Damian didn't flinch. His mouth found hers — cold, deep, biting enough to make her whimper against his teeth.

"Look at them," he growled between kisses. "They're hungry for what you hide. But I'm the only one who knows how to break you open."

Ann's nails dug into his shoulders as he pressed closer, his weight crushing the fear out of her lungs. The knock came again — harder, faster, as if whoever waited outside was pounding on her chest from the inside out.

Damian's fingers slipped under her chin, forcing her eyes to the window. This time, the handprint was larger — hers. Perfectly shaped. Perfectly wrong.

"See?" he whispered. "You've always been knocking. I'm just the one who answered."

Tears slipped down her temples, lost in his hair when he dipped to kiss her throat — cold teeth scraping the spot where her pulse betrayed her truth.

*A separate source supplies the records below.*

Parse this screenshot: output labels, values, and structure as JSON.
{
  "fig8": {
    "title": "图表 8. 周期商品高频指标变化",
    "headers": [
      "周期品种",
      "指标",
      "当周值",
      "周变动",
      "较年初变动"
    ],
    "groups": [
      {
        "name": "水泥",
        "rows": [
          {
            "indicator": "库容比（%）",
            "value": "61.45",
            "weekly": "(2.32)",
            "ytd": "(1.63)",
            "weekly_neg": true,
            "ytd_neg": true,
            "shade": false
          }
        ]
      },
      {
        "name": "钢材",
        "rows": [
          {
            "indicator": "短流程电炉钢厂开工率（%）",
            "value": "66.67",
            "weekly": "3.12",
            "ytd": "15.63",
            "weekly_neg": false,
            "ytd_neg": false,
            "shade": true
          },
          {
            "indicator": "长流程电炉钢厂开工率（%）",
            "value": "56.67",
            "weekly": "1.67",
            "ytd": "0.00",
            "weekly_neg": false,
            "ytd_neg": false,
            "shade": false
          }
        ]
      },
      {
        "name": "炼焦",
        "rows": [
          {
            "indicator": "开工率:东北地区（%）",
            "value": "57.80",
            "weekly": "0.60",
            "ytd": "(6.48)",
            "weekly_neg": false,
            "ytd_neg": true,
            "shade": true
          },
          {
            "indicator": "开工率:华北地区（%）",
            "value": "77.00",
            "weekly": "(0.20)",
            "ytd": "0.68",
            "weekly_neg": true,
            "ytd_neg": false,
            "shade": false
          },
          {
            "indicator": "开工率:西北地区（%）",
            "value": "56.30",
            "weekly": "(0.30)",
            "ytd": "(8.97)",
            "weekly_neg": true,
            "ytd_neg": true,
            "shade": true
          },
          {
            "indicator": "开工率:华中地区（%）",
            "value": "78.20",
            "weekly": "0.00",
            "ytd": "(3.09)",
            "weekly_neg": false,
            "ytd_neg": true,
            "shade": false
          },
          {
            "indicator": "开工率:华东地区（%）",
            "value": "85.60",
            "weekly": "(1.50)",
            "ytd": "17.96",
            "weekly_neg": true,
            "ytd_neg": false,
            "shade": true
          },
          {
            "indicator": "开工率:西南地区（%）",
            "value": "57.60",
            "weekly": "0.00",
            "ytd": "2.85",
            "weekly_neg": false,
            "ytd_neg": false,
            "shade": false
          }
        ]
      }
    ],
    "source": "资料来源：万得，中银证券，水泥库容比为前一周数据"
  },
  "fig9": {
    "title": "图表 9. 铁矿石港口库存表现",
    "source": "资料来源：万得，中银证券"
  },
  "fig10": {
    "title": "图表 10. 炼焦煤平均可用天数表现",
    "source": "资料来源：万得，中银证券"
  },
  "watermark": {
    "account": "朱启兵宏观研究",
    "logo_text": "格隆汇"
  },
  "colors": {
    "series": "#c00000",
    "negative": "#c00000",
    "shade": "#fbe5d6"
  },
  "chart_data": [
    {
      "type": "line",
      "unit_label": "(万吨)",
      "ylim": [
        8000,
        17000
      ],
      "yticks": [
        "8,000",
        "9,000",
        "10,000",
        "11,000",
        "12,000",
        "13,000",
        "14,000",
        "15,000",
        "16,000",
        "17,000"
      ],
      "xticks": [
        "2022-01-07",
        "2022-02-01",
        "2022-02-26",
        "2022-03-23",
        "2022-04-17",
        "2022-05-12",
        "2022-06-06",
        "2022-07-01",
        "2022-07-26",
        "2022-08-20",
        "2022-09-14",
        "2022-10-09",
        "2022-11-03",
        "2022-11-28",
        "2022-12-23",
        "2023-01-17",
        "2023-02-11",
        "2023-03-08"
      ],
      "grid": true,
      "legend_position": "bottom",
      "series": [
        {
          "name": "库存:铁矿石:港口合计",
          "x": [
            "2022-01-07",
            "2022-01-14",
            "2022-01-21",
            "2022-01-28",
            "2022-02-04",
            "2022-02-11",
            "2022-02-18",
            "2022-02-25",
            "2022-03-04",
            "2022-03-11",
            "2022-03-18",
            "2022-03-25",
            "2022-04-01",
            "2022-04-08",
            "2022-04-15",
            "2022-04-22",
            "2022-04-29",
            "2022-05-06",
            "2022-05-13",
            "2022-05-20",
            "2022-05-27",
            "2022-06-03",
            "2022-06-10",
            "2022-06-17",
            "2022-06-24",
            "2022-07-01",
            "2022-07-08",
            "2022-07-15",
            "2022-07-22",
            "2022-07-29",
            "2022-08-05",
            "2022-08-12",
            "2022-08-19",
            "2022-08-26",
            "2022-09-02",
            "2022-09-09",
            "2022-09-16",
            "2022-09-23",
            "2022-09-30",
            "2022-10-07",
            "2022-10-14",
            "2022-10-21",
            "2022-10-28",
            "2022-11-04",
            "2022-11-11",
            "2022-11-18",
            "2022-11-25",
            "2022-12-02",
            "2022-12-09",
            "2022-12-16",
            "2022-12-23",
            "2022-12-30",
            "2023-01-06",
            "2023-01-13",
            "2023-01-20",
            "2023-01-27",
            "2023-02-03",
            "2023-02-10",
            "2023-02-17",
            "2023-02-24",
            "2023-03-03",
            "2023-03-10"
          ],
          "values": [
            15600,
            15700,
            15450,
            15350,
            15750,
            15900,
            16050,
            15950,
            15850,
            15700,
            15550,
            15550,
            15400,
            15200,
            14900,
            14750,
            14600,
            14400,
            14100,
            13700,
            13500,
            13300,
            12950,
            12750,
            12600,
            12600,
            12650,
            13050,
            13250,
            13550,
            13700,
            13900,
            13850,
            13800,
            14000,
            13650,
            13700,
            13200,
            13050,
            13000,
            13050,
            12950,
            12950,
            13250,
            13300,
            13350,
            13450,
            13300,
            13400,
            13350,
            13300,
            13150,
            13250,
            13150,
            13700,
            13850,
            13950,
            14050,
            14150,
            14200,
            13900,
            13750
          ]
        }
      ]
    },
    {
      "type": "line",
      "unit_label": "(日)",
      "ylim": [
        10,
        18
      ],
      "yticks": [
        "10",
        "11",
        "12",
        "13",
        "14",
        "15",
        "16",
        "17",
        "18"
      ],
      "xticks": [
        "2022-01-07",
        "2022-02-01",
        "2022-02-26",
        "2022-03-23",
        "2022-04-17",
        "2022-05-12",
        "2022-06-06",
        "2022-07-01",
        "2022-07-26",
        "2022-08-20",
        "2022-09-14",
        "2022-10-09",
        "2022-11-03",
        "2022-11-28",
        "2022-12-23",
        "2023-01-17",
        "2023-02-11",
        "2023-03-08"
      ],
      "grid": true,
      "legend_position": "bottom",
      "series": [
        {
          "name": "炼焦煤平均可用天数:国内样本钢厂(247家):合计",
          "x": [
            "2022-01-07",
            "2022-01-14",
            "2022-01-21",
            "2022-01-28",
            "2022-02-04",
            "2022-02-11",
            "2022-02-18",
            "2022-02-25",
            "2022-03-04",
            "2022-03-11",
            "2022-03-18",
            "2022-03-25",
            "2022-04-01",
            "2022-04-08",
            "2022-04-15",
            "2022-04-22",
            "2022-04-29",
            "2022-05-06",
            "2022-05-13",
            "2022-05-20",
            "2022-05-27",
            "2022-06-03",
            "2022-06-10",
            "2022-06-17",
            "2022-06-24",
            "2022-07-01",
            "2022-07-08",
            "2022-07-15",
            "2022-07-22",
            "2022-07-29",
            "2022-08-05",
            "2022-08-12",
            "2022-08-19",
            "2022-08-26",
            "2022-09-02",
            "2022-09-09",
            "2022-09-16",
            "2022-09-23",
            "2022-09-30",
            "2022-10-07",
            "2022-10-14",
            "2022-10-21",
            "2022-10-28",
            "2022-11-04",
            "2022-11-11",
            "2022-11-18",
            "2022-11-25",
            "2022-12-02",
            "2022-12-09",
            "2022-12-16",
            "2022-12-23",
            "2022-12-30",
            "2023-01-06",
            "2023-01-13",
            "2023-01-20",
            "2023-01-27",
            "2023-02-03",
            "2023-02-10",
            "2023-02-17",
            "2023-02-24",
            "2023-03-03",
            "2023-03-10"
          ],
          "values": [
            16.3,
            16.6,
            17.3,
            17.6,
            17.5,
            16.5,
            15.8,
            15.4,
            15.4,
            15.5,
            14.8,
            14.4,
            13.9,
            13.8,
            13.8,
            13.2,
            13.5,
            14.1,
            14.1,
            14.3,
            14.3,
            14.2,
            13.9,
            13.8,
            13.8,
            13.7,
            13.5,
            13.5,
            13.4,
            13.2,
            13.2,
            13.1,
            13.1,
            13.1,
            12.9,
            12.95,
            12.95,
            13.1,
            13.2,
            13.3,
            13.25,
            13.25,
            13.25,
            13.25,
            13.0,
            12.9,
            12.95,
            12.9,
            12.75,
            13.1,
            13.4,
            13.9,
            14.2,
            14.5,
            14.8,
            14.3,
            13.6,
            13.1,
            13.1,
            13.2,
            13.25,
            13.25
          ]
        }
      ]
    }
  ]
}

"Open it for me," he demanded. "Let them watch. Let them know who you belong to."

Her voice cracked. "I can't…"

Damian smiled against her skin. "Then I'll open it for you."

He kissed her wrist again, teeth grazing the tiny wound until her breath turned to frost in the room that should have been warm.

Outside, the storm howled — but inside, the door she'd kept buried for so long creaked open with a single knock.

And Damian's darkness crawled through it, filling every corner she thought she'd kept hidden — sealing her fate with the taste of thunder and cold iron on her tongue.